The final service project performed by an Eagle Scout is meant to represent the spirit of caring and giving. Many focus on a sense of community, and Pixie took a multi-layered approach to hers, guided by Mr. P’s strength and perseverance.
The 13-year-old is currently planning a garden edged with engraved pavers in Mr. P’s memory, to be located in the playground named after him, Mr. P’s Playground, in Veterans Park. At the suggestion of her guidance counselor, Theresa Braun, Pixie contacted Matt Gorman, a Northport resident and co-founder of the Northport Native Gardening Initiative, for assistance in making sure the garden benefited the community. Because Mr. P loved nature, Pixie said, she is working hard to create a garden that has a positive impact on the local ecosystem as well.
She also spoke with Mr. Pendergast’s wife, Christine, and together with Matt made a plan that incorporated Mr. P’s favorite flower, black-eyed Susans, and plants like butterfly weed, common yarrow and purple coneflower, which attract butterflies and hummingbirds.
“Pixie was a joy to work with. She did her research, was well prepared, and was willing to learn,” said Matt. “It makes me feel good about our future, knowing there are young people like Pixie growing up in our community.”
Included in the garden will also be a time capsule for neighboring Bellerose Avenue Elementary School, one of two district elementary schools voted by the board of education to close this year. The other elementary school shuttering its doors is Dickinson Avenue, where Mr. Pendergast was teaching when he received his A.L.S. diagnosis in 1993.

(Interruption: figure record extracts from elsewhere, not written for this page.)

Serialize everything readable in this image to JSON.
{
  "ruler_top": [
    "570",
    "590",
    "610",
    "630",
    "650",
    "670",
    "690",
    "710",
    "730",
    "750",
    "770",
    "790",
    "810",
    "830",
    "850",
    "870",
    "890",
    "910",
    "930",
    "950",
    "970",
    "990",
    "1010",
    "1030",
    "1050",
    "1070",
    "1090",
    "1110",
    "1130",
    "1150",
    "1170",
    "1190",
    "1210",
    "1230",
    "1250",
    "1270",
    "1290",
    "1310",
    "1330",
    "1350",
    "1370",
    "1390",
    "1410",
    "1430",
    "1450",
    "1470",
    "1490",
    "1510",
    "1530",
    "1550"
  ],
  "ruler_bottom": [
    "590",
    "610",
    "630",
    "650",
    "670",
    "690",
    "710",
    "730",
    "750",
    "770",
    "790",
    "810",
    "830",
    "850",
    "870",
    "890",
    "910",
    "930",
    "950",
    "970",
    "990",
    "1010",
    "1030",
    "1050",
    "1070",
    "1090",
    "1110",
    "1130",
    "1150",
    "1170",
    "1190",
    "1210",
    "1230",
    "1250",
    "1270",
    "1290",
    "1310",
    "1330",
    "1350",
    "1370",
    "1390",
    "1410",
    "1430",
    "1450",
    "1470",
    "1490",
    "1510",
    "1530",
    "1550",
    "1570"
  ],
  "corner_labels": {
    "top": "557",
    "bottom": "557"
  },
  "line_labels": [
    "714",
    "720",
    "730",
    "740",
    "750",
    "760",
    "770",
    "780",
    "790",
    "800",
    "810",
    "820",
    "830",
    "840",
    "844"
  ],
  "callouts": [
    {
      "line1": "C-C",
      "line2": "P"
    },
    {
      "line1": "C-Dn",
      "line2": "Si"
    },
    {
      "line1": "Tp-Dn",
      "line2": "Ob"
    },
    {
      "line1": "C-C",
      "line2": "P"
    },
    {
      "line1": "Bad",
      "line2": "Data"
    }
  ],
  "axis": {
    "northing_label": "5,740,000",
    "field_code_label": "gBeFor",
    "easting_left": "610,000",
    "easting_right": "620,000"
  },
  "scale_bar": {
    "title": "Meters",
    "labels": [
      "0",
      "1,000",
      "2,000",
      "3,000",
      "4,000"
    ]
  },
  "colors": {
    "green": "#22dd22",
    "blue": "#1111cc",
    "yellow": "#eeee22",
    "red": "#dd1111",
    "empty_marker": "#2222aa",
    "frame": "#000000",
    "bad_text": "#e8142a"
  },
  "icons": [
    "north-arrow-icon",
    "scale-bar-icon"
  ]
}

A Bellerose Avenue graduate, PIxie wanted to commemorate her alma mater; the closing of Bellerose wasn’t official at the time, but all signs were leading up to it, she said. Pixie has fond memories of Bellerose, the nature walk and fifth grade field trip to Washington, D.C. are some of her favorites, and her younger brother, Phoenix, just finished second grade there. Her parents, Nicole and Jason, met at Bellerose as kindergarteners.
Pixie knows well the many emotions swirling around the community over the past year: first the pandemic, she said, then Mr. P’s passing in October 2020, then word of the school closings. “The community was so upset, and angry,” she said. “I just wanted to do something positive.”
When Pixie was in third grade, Bellerose Avenue staff and students opened a time capsule buried 50 years earlier. “I thought it was amazing, I thought it was the coolest thing in the world in third grade, I still think it is,” she said. “I wanted to do something like that for the community, for them to remember Bellerose by, for a positive thing to come out of this very sad and difficult time.”
Pixie researched time capsules, and worked closely with school officials, including Bellerose principal Lori Beekman, to help build a time capsule that would commemorate getting through Covid and the closing of the school, and include general memories of the school from teachers and students, she said. Participants shared those memories, wrote letters to their future selves, and a long-term plan was established to make sure a set of directions for the time capsule would be passed on from superintendent to superintendent over time.
The goal is to begin building the garden next month, and to continue honoring Mr. P’s legacy through it, she said. She thought of Mr. P’s positive impact, how he persevered through adversity to become an advocate and inspiration for fellow A.L.S. patients and communities near and far, and hopes that in her small way, she too can “show a positive outcome of a very difficult situation.”